The vertex-first perspective projection of the 24-cell has a similar structure, except that the 12 equatorial cells are hidden from view, and the faces of the rhombic dodecahedron aren't quite flat, making the shape of the projection envelope a tetrakis hexahedron. The following image shows this projection:
Cell-first projections
The cell-first parallel projection of the 24-cell has a cuboctahedral envelope, as shown in the following image:
The closest cell to the viewer lies in the center of the image, shown here in blue. Surrounding it are eight octahedra, shown in the following images:
These octahedra appear to be irregular, but this is just an artifact of the perspective projection. They are perfectly regular octahedra in 4D space.

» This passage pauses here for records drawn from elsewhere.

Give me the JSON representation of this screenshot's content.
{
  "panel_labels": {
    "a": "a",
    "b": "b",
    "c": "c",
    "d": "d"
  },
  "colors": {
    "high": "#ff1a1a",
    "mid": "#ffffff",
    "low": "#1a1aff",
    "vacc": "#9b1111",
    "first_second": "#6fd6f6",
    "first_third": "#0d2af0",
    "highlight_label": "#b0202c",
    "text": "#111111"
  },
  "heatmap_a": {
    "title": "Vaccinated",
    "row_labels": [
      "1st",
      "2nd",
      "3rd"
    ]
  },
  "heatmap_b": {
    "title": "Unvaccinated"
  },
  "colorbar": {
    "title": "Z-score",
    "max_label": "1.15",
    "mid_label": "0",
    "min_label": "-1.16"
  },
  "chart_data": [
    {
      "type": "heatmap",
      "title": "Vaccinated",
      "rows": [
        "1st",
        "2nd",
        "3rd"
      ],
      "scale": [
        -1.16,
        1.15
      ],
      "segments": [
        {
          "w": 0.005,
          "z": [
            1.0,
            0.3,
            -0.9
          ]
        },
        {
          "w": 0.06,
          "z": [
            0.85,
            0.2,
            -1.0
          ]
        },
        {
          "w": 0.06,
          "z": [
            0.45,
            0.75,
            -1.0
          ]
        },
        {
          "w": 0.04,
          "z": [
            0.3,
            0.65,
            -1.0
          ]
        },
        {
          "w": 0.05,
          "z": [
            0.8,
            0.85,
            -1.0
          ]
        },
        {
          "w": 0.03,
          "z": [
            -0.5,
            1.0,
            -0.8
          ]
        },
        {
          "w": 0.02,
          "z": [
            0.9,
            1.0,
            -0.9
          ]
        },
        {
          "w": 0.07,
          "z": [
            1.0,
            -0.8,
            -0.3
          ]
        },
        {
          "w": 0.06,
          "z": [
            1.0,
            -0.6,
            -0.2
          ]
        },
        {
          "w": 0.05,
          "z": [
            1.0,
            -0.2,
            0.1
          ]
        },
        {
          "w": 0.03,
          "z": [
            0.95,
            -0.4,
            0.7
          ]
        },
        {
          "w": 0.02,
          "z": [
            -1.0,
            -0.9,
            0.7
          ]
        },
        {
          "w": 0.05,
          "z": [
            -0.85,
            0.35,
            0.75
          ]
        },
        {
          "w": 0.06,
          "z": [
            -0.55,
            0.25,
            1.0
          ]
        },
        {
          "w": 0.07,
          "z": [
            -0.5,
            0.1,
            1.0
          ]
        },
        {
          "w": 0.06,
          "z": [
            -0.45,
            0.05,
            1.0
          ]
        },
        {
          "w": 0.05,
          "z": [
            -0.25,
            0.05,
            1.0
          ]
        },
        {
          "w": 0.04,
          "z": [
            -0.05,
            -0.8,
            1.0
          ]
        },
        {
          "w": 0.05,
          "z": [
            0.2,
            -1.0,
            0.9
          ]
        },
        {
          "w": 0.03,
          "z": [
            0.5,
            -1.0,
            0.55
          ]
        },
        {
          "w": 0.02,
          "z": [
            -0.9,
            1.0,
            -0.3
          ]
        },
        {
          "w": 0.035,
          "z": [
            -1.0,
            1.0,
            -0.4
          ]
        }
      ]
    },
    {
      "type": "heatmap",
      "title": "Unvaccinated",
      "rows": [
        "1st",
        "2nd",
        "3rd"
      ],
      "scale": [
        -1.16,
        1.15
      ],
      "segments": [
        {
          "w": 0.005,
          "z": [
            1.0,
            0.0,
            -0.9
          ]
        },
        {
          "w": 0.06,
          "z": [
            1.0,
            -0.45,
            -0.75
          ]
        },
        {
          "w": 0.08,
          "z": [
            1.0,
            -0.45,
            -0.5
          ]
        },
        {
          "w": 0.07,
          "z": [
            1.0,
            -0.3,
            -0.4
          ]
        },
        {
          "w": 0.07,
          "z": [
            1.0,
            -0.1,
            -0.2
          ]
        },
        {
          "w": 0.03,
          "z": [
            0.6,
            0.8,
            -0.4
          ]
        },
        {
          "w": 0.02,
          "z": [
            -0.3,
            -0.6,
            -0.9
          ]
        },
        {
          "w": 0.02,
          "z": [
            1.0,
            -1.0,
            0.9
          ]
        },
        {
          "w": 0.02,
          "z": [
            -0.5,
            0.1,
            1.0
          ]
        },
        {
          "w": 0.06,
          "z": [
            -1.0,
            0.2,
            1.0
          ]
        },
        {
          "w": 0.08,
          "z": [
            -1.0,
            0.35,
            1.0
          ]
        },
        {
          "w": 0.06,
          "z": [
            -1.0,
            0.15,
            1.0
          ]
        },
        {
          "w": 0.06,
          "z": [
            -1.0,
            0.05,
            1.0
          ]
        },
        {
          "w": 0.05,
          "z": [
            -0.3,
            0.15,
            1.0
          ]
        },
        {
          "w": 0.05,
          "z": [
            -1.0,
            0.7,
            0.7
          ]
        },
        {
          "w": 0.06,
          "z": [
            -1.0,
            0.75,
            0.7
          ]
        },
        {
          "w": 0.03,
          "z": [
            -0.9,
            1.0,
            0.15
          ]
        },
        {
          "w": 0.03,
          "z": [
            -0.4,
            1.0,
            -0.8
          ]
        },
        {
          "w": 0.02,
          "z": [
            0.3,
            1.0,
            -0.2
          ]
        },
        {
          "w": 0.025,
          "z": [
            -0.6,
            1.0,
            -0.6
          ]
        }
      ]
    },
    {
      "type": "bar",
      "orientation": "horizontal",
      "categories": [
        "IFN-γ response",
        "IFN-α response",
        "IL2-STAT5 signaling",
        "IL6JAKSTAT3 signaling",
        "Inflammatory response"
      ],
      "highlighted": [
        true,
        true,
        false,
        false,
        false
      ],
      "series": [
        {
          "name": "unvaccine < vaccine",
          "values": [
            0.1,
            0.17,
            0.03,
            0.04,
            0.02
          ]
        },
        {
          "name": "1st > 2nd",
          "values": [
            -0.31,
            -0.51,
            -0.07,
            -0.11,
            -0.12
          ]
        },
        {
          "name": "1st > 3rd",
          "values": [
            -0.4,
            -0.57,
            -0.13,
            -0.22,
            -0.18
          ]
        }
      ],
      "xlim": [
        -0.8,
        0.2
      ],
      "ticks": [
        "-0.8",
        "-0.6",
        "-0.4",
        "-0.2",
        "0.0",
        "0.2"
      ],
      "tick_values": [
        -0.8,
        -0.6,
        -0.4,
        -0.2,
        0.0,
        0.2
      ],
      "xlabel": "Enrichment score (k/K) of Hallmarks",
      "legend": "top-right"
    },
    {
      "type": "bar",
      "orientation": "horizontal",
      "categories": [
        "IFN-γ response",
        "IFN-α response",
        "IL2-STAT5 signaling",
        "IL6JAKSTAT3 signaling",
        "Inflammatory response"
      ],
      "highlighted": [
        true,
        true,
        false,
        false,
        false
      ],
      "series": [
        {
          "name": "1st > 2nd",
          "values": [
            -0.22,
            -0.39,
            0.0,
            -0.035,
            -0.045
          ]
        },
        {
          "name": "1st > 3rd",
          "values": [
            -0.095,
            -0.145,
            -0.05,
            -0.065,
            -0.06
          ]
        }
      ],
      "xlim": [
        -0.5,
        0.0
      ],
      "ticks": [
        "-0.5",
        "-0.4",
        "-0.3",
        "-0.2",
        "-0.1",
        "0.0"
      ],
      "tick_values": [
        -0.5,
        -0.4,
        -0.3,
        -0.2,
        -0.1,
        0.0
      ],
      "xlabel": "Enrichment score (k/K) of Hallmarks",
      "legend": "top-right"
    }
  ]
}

At the vertices touching the central blue octahedron are another six octahedra, shown in the following images:
These cells lie on the limb of the 24-cell. They appear flattened into squares because they are being viewed at from a 90° angle.
Past these cells, on the far side of the 24-cell, lies another 9 cells mirroring the layout of the previous 9 cells. This makes a total of 24 octahedral cells.
The cell-first perspective projection of the 24-cell has a similar layout of cells, except that the 6 equatorial cells are out of view, and the faces of the cuboctahedral envelope are slightly curved into pyramids, making the shape of the envelope a tetrakis cuboctahedron. The following image shows this projection:
Construction
One possible way to construct the 24-cell is by a process analogous to the construction of the rhombic dodecahedron in 3D. That is, by cutting the 4D hypercube into 8 cubical pyramids and attaching them to the faces of a second 4D hypercube. This construction is easiest to understand if one compares the cell-first projection of the hypercube and the vertex-first projections of the 24-cell.
Another construction is via the rectification of the 16-cell. Rectification is to cut off the vertices of a polytope such that the cutting hyperplane lies on the midpoints of the edges meeting at the vertex. This construction is easiest to understand if one compares the vertex-first projection of the 16-cell and the cell-first projection of the 24-cell.